第十三章「異変の始まり」2
二限目、私が教科書を手に世界史の授業をしていると教室の外をずっと眺めている茜の姿が目に入った。茜は美人であるからその光景は絵になるほど心惹かれるものだったが気になることは他にあった。
ずっと遠くを見ているような瞳をしている茜の視線の先には、分厚い白い雲が漂い、燦々と輝く太陽も、青空も顔を隠していた。
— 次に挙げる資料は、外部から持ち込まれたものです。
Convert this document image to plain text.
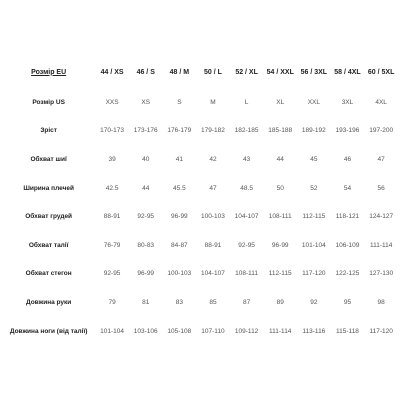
Розмір EU	44 / XS	46 / S	48 / M	50 / L	52 / XL	54 / XXL	56 / 3XL	58 / 4XL	60 / 5XL
Розмір US	XXS	XS	S	M	L	XL	XXL	3XL	4XL
Зріст	170-173	173-176	176-179	179-182	182-185	185-188	189-192	193-196	197-200
Обхват шиї	39	40	41	42	43	44	45	46	47
Ширина плечей	42.5	44	45.5	47	48.5	50	52	54	56
Обхват грудей	88-91	92-95	96-99	100-103	104-107	108-111	112-115	118-121	124-127
Обхват талії	76-79	80-83	84-87	88-91	92-95	96-99	101-104	106-109	111-114
Обхват стегон	92-95	96-99	100-103	104-107	108-111	112-115	117-120	122-125	127-130
Довжина руки	79	81	83	85	87	89	92	95	98
Довжина ноги (від талії)	101-104	103-106	105-108	107-110	109-112	111-114	113-116	115-118	117-120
薄暗い空の様子は心までも曇らせてしまいそうで、憂鬱な空気がこちらまで漂ってきた。
”分厚い雲が空を覆ってる……天気予報は一日晴れのはずだけど……”
私は今にも降り出しそうな空を見て思った。
朝の天気予報は確認済みだが、雨が降るような予報は聞いていない。
今日の肌寒さにしてもそうだ。太陽が雲で隠れているから当然とも見て取れるが、それにしても他県と明らかな差異があり、この地域だけが異常気象に見舞われているような感覚を覚えた。
これが心理的な不安がもたらしている見解ではないと思いたかった。
今も頻繁に茜たちは夜の見回りを続けているが、ゴーストの姿を見掛けることがめっきり減って来たという。
その要因が人々から不安が消えたからであるならいいのだが、そう楽観的には捉えられないほどに、日々流れるニュースは不穏なものに満ちている。
戦闘時には緋色に輝く茜の瞳が今は穏やかな黒い瞳をしている。
私は茜には平和に過ごしてほしい、戦いのない平和な世界で青春を満喫してほしい。
そう思うからこそ、今のゴーストが出現しない穏やかな日々を大事に過ごしてほしいと願うが、茜の表情を見るとどこか落ち着かない焦燥感に駆られてるかのようだった。
私は授業に集中するため、茜から視線を外した。
その次の瞬間だった、地震が発生したのが突然ガタガタと揺れ始め天井の照明が前触れもなく点滅を始めた。
教室がザワザワとし始め、点滅を続ける蛍光灯を見る。
一五秒ほど地震は収まりすぐに蛍光灯の明かりは元に戻った。
「みんなとりあえず落ち着いて、現状を確認するわ」
確かな揺れを感じたのにも関わらず、特にアラートなどが地震の発生を伝えてくれることはなかった。
私は停電などではないことにまずは安堵すると、生徒たちの無事を確かめ、騒がしくなった生徒たちを落ち着かせた。
その後、ニュースなども確認したが、学園にいたほぼ全員が震度3~4程度の揺れを体感したにもかかわらず、地震が発生したという事実は、どのニュースサイトを調べても見当たらなかった。